En realidad el nacionalismo moderno, hijo de la Revolución francesa, es solo el primer paso hacia un internacionalismo global hacia cual ha tendido lo mismo el movimiento socialista que la alta finaza internacional. La pretensión igualitaria no solo pretende hacer tabla rasa de estamentos, privilegios y demás formas de distinción en una solo nación sino en el mundo entero. Pero en un mundo que siendo las pautas revolucionarias cada es vez más unitario, las diferencias económicas entre naciones y clases sociales cada vez son mayores, lo que hace cuestionarse al autor acerca de las intenciones ocultas de la Revolución: ¿Quiere verdaderamente establecer la igualdad? ¿O no es más que un señuelo destinado seducir a las muchedumbres?.

¿Cuál es entonces el verdadero fin de la Revolución? , la respuesta no deja lugar a dudas: la revolución deseada es moral y espiritual, una anarquía por la cual todos los principios establecidos durante diecinueve siglos serán invertidos, todas tradiciones pisoteadas por los pies, y finalmente el ideal cristiano suprimido." Si tal es el objetivo de la Subversión, no puede faltar de manifestarse en todos los ámbitos de la existencia y particularmente en el ámbito religioso; se trata no solamente de luchar contra la Religión, sino de crear una contra-religión.

Y añade: el resultado lógico del pensamiento revolucionario que no ha dejado desde siglos de poner todo en cuestión, de combatir los fundamentos de las sociedades humanas, incluido del orden cósmico.

De acuerdo con esta visión: el socialismo no es un programa de división de las riquezas, sino en realidad un método de consolidar y controlar la riqueza. Aunque hay todavía demasiada ignorancia e ingenuidad este respecto. La corriente mundialista, de la que nuestro autor opina que es demasiado potente para que se la reduzca a la acción de simples idealistas, por numerosos que sean, está básicamente impulsada por la alta finanza internacional y el socialismo en sus diversas variantes y a nivel de sofismas intelectuales por la teoría del Caos de la que afirma taxativamente : La teoría del Caos sería a nivel filosófico lo que es el socialismo a nivel político. De hecho entre las hipótesis sófisticas de dicha teoría se encuentra una vaga solidaridad en base a la cual se propugna la liquidación de los viejos estados nacionales en pro del mundialismo, mediante la revivificación de las fórmulas federativas y confederativas para sobrepasar el Estado-nación." En España se oye hablar mucho de eso, es al parecer la panacea de muchos micronacionalistas; de lo que no cabe duda sin embargo es que una balcanización de la península ibérica facilitaría mucho las cosas en pro de una rápida mundialización, sobre todo a la alta finaza internacional; probablemente detrás de todo esto haya fuerzas mucho más poderosas que los partidos micronacionalistas conocidos públicamente.

La Revolución, que según el autor comenzó mucho antes del episodio histórico de la revolución Francesa, precisa para sus fines una revolución a nivel pedagógica, de la cual dice: Conocer esta revolución pedagógica permite accesoriamente explicar el hecho paradójico de una subida constante de los créditos consagrados a la Enseñanza seguida por una reducción no menos continua de la calidad de los estudios. En efecto, no se trata ya de despertar los espíritus y de transmitirles un conocimiento, sino del transformarlos en instrumentos flexibles del futuro Orden mundial. De eso sabemos también un poco en España; ahora comienza precisamente una nueva etapa de dicha revolución con la formación para la ciudadanía.
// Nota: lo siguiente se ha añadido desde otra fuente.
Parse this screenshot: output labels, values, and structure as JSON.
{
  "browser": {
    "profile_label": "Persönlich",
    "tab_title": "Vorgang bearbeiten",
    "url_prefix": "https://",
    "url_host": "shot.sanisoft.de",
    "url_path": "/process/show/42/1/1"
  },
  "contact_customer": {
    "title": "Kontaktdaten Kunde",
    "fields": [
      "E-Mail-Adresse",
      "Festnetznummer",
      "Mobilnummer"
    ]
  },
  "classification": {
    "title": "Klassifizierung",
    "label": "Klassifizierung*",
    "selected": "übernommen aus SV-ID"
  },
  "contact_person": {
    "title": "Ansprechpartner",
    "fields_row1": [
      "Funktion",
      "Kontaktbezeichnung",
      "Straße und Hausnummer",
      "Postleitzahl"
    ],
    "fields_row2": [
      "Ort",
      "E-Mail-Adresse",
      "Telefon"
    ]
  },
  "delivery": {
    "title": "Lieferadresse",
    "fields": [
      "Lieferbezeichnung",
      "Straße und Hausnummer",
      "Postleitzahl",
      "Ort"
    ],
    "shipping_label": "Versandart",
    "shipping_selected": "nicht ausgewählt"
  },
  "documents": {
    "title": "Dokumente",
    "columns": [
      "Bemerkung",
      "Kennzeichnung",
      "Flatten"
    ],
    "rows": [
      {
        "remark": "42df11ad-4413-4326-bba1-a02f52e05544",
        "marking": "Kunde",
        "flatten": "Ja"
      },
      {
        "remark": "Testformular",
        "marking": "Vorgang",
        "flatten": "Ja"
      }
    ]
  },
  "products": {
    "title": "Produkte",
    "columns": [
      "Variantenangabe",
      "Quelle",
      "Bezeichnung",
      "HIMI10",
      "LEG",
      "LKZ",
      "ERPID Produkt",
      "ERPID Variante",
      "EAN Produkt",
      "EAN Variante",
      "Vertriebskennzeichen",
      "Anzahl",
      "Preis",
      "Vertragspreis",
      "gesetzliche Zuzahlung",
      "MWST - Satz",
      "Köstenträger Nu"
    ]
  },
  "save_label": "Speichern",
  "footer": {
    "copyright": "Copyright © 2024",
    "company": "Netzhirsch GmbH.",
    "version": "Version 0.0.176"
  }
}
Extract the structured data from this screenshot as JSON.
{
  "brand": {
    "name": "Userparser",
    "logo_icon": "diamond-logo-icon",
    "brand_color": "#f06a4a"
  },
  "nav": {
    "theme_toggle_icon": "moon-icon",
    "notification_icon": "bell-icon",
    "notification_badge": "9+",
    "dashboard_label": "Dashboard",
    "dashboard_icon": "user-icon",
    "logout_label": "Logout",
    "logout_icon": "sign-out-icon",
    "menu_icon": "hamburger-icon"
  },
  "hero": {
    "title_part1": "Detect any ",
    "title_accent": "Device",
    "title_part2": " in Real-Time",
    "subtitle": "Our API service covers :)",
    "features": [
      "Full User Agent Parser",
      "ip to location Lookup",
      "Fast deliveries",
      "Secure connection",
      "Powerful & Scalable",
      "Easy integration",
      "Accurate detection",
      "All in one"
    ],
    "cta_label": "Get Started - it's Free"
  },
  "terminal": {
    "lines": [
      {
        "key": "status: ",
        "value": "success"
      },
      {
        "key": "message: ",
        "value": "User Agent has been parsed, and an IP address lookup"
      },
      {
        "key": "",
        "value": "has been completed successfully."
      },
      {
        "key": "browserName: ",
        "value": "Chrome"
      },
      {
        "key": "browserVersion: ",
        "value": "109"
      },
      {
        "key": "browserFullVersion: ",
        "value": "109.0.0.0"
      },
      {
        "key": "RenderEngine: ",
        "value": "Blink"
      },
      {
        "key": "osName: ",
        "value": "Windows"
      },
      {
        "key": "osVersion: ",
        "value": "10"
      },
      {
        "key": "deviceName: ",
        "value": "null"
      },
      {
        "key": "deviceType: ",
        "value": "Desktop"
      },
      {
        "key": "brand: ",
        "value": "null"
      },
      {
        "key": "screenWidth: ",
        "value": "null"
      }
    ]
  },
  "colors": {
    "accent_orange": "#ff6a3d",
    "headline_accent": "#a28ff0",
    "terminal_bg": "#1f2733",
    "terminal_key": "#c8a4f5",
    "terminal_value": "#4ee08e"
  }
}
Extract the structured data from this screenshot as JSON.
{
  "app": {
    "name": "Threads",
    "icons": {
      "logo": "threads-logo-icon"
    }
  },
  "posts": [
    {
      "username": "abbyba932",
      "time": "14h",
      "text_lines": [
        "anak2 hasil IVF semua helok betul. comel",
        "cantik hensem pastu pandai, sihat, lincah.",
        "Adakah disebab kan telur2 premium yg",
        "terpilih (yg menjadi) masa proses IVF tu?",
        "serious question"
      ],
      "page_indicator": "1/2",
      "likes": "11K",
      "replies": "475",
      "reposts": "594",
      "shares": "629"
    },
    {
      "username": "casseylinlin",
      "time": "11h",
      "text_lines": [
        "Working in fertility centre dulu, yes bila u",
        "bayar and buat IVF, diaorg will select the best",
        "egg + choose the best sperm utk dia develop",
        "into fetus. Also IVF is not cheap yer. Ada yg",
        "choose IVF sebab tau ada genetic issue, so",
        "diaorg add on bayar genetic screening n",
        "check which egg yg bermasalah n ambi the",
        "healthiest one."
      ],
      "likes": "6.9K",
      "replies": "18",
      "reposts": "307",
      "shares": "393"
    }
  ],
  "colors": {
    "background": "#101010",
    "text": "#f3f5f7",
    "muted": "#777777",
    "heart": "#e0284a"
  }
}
El autor concluye este capítulo con la siguiente conclusión: En cualquier caso, podemos pretender, en virtud de todos los elementos de los que disponemos, que el reino de la Igualdad no es más que un objetivo secundario de la Revolución, su objetivo principal, pero oculto, consiste establecer un régimen totalitario que será la prefiguración de reino del Anticristo.